A virtual Team needs structure. Do you know how they like to communicate? What time zones are they in? Setting expectations before hiring is always an advantage, as is hiring the right team members for the right projects. If you don't have a communication plan set up, then I would start there. Determine how they like to communicate - written, audio or visual - and then pick the tools that can optimize that structure. Also look for ways that the team can work together and share information or files. Sometimes this is done through a project management system, and sometimes through weekly calls that have a team building purpose - such as a brainstorming session, or virtual "Egg Hunt" - Keeping the team engaged and looking for ways to improve the process is critical.
All of the tool suggestions are great. I have been in an unsuccessful team where I worked from home in a city with no other coworkers. It shouldn't be a surprise that the issue that doomed the team was a communication. We had access to all of the free tools, but people didn't want to learn how to use them. They thought it was more work to connect with me than if I was in the office.
So I think that is the key. Keep communication up just like you were in the same building. Now that I run my own place all but one of my clients is in a different city. In terms of how we interact there is no real change. Time of day may be different for each of us, but the emails are the same, the meetings are the same.
I have been involved in this kind of working environment for many years.
In my view it isn't complicated. You have to communicate effectively. That means listening to one another as well as passing on knowledge and instructions.
Skype, FaceTime, telephone conferences are great ways to keep in touch.
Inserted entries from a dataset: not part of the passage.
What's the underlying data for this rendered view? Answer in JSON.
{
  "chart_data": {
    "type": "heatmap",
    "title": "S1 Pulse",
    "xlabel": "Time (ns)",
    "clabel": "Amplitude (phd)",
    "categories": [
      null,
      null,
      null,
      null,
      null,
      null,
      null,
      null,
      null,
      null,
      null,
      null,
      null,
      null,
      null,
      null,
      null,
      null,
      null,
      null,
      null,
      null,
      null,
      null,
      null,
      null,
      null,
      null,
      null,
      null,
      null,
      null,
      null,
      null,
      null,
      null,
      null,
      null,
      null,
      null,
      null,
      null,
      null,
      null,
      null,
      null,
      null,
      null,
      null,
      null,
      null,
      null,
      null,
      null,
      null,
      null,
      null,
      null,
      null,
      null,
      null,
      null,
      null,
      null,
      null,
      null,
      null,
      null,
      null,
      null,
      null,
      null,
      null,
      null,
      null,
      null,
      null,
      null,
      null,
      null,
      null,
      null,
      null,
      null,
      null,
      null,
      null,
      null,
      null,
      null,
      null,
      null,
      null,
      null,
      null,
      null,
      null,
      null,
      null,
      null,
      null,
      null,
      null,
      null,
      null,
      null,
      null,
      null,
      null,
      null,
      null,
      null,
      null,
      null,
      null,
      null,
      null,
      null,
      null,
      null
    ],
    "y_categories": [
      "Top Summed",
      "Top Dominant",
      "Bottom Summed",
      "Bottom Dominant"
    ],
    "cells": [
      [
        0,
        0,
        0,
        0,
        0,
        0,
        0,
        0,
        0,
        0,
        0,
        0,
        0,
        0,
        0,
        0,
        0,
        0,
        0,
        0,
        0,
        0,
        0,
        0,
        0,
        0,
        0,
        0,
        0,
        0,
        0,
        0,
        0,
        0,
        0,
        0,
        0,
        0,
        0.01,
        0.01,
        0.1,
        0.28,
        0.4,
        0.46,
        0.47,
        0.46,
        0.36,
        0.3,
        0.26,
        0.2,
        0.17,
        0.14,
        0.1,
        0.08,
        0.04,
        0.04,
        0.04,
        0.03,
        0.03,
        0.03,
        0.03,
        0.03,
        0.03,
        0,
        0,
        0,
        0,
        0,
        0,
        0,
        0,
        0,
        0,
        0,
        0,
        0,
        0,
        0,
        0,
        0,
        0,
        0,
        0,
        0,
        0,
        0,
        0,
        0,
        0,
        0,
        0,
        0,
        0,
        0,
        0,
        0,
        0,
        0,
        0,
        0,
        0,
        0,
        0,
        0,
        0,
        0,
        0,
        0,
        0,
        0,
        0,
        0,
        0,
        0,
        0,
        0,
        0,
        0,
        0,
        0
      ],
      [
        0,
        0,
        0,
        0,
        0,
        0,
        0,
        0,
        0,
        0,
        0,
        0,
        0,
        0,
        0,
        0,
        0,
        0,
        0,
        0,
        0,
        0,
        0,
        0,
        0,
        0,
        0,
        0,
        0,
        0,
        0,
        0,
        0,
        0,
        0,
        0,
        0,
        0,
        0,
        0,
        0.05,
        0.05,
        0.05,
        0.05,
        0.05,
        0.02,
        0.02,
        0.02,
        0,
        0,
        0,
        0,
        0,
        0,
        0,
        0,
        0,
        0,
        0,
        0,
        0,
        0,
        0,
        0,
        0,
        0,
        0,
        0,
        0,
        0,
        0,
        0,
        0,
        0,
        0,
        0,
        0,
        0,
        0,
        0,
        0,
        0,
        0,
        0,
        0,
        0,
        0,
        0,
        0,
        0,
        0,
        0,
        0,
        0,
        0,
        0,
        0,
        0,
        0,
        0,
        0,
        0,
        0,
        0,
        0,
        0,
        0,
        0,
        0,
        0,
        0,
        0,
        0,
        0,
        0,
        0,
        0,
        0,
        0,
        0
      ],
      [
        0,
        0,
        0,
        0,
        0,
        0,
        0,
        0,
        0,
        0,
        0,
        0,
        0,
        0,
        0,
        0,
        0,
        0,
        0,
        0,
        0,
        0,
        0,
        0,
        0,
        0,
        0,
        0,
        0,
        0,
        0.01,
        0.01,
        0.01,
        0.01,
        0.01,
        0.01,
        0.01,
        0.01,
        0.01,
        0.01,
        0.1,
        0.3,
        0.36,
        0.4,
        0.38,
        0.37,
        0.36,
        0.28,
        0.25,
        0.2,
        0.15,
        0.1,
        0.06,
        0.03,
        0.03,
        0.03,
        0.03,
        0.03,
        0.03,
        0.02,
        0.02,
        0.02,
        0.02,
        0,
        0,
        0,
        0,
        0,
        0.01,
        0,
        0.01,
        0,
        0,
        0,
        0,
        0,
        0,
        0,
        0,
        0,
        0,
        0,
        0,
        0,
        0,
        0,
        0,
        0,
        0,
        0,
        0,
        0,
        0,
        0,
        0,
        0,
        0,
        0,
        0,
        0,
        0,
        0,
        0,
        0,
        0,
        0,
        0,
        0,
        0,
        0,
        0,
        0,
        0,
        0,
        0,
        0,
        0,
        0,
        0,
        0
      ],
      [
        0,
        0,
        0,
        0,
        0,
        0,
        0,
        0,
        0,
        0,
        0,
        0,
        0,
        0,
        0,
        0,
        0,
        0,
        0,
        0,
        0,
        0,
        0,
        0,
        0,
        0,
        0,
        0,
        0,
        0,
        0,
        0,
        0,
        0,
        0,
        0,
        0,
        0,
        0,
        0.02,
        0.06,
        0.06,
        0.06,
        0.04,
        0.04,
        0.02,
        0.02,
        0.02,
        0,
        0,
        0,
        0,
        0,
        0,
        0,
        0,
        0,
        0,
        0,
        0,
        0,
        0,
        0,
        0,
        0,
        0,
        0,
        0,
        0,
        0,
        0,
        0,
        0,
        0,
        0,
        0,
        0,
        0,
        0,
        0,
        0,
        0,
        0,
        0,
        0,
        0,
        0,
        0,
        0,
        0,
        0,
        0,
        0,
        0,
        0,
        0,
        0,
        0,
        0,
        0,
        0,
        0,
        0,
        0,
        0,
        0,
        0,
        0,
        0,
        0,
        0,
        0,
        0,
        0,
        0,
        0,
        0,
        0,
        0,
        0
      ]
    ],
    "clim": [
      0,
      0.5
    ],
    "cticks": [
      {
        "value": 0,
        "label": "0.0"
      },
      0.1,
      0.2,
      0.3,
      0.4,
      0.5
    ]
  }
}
I like the tools where you can see the other person / people because it helps in picking up the non verbal parts of effectively communicating. Other have recommended tools for sharing documents.
However it really isn't about the electronics. What makes teams work is a combination of personal connections and being united around a common purpose and feeling valued for your contribution to the team. Everything you do is to build and sustain that.
I also recommend creating formal opportunities to meet collectively at least twice a year. Depending on what your business is this can often be done productively and the cost will almost certainly get repaid in increased cohesion and productivity.
Happy to chat for more if you like.
How well has trust been established do you think S. Thomas?
The tool suggestions are good. Have both video and chat available at the same time - it makes it seem more like an in person meeting if you can have side conversations. The problem is the time zones - it is very awkward when you have people half a world away. Consider rotating the inconvenience around the month. Everyone feels annoyed. Don't make anyone get up in the middle of the night, but 6am and 6pm will need to be considered. When I lived in California I had to work with people in England and India. Talk with them about who has to have the greatest inconvenience. Someone with a new baby at home may be working on warped hours anyway, for example. Be totally flexible (yourself) on the hours people work most of the time, but insist that the meetings are a key part of the job. People spread across the US seem like a minor problem to me now.